Historic preservation efforts in Miami-Dade are increasingly being stymied, from Coconut Grove to the Beach any beyond. Have we already forgotten the lessons of the 1970s and 1980s, when the late Barbara Capitman battled developers tooth and nail to preserve Miami Beach’s Art Deco hotels?

That worked out pretty well for Miami; Miami Beach’s Art Deco buildings continue to be a huge draw for tourists.

This time, though, there other forces at work. One new wrinkle: We have super-wealthy new residents who want to improve their Florida properties and don’t seem to give a hoot if mobster Al Capone slept in a Miami Beach mansion or that Tequesta Indians built settlements along a stretch of the Miami River.

Miami is the city of the future, we’re told. Does that mean we have to wipe out our history?

This issue isn’t helped by Florida lawmakers who have passed and continue to push legislation to circumvent any protections built in by local governments to address runaway development.

Now all that remains of the DuPuis building is an empty lot. Gone is an another tangible visual reminder of Little Haiti’s past. Now, all can do is shake our heads as we drive past it.

This needless loss highlights the failures of Miami’s preservation policies. More efforts should have been made to save this valuable piece of our shared history.

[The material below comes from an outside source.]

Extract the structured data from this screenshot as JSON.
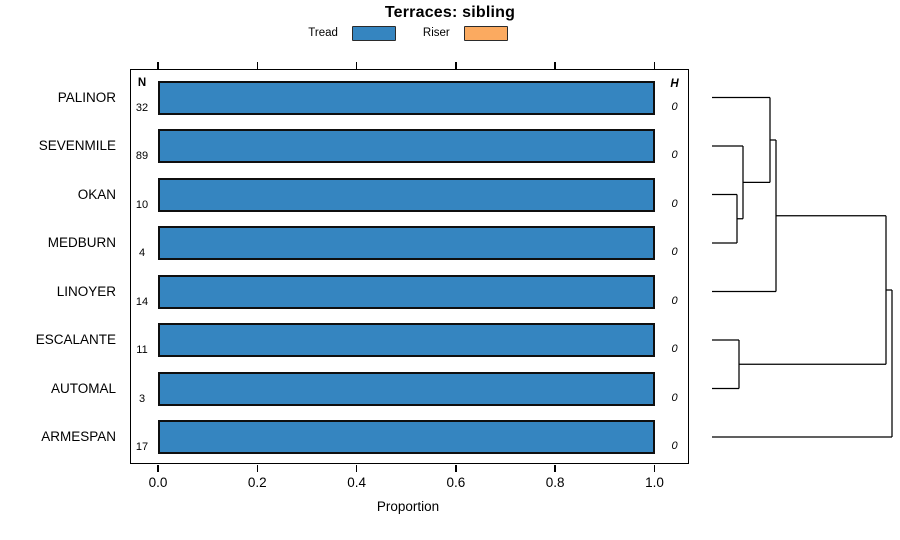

Miami needs to do a better job of prioritizing restoration over demolition, and protecting the buildings and architecture that give our diverse neighborhoods their unique cultural identities. Otherwise, we could well end up as one more bland Florida city, indistinguishable from others with a lot less colorful pasts.

We need to preserve our architectural history. Maybe what we really need is another Barbara Capitman.